Vaguely I am aware of some men taking my hands and lifting them above my head. They close cold metal around my wrists and then let go. The metal around my wrists is attached to the ceiling and keep me on my feet unwillingly. All I want to do is lay down and curl up into a ball.

"You're gonna pay for causing so much trouble, girl," A man growls in my ear. Then the pain comes.

I feel my hands being lifted up higher into the air until I can no longer touch the ground. My arms are stretched painfully and I long to be able to touch the ground.

"Please..." I weep, tears covering my face.

"Oh, we haven't even started yet," someone says menacingly.

For an unknown amount of time, they hurt me. They cut me with some sort of knives at first, carving them deep into my face and arms as I cry loudly. Everything hurts so bad.

"Scream already!" one man goads angrily. But I don't have the energy in me to do as he says.

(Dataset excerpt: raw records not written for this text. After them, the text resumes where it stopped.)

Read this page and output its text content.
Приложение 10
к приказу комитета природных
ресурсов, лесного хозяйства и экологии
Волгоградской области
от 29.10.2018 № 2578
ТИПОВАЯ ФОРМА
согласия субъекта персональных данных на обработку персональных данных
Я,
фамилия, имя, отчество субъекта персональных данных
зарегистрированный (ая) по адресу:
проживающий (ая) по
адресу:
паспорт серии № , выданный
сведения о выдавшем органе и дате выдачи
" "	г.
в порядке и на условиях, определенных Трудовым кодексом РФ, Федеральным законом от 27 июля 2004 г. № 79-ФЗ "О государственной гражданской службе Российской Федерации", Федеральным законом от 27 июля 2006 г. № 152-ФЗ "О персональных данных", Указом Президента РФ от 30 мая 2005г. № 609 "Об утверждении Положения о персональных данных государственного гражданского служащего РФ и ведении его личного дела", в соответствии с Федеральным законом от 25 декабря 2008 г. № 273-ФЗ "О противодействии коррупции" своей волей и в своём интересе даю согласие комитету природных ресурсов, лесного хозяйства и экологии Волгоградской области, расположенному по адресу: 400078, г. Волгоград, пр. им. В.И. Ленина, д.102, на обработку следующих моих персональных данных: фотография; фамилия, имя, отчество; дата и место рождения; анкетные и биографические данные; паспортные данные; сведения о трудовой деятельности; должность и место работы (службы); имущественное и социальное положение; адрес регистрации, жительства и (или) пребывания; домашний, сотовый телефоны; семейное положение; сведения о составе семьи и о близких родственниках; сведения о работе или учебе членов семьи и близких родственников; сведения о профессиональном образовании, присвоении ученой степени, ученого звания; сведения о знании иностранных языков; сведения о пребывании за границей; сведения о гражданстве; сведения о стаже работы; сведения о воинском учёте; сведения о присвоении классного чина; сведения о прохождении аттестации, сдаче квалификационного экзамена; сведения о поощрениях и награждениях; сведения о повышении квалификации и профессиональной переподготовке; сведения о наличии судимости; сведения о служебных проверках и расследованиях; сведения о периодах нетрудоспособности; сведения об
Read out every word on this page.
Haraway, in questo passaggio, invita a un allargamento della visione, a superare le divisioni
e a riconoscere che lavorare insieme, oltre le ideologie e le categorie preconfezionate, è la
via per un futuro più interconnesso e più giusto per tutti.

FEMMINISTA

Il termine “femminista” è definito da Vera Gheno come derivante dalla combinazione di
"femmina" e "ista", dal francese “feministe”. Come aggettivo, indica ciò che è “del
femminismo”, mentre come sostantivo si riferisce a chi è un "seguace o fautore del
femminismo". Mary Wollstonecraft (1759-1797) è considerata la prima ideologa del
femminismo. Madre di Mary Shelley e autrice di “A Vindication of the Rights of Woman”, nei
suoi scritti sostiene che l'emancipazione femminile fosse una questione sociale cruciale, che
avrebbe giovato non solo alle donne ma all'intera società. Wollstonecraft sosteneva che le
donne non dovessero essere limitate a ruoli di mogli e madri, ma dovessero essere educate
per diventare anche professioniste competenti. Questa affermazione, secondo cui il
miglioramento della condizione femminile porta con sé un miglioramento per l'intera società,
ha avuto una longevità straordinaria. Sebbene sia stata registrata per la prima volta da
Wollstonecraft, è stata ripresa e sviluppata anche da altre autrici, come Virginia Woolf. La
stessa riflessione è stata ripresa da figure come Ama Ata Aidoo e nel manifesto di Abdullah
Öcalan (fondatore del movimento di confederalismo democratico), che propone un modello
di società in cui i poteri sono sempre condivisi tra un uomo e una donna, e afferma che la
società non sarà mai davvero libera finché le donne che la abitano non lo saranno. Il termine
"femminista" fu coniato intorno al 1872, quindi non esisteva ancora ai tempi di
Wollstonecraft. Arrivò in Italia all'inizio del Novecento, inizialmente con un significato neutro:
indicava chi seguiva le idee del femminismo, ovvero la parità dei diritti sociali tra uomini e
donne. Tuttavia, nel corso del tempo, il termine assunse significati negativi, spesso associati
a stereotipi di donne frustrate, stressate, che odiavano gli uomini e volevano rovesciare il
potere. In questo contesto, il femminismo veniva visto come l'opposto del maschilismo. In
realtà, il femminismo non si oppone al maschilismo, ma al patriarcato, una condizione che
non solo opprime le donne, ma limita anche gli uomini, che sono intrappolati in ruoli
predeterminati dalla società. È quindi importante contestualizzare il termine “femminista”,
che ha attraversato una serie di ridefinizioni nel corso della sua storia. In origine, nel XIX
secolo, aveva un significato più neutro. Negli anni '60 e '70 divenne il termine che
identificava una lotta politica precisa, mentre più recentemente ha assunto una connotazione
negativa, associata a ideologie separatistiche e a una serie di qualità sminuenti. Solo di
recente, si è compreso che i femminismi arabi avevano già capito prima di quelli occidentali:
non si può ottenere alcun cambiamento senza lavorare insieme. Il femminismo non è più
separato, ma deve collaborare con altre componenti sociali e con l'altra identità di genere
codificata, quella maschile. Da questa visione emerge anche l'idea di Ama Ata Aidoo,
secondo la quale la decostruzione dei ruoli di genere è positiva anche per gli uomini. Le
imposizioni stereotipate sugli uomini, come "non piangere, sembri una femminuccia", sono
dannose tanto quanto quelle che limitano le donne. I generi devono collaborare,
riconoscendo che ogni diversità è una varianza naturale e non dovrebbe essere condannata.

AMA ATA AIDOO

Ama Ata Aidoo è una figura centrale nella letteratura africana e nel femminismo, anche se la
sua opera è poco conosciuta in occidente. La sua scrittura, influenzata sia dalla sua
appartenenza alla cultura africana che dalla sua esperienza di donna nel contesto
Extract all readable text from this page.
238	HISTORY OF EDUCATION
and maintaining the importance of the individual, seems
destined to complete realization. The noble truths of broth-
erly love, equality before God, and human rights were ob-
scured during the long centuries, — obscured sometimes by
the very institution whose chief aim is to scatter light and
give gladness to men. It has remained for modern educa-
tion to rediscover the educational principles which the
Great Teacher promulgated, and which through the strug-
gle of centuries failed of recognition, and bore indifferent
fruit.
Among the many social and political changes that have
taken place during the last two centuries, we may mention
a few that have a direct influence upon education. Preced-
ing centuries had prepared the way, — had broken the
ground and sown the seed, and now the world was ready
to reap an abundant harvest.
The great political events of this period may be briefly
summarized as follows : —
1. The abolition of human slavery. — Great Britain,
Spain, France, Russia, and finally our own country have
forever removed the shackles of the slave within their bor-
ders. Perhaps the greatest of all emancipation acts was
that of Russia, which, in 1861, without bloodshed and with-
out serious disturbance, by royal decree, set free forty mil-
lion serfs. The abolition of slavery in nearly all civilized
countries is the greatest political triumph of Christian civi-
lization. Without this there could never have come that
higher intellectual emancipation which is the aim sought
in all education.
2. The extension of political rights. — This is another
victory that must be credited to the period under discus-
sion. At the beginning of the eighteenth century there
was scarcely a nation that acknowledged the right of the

And when I don't it only infuriates them even more. My eyes are tightly closed, but they shoot open when a burning, hot pain shoots through my side.

Still, I don't scream. But when I look down I almost throw up. They burned me! My shirt is smoking and there is a hole in the side where they stuck a red hot rod onto my skin.

They still don't seem satisfied and one of them comes over to me with a knife, whispering in my ear, "I can make you scream, I think." My whole body shudders.

Suddenly, he jams the knife into my stomach and I do scream. I scream and scream louder than ever before, the pain demanding to be felt.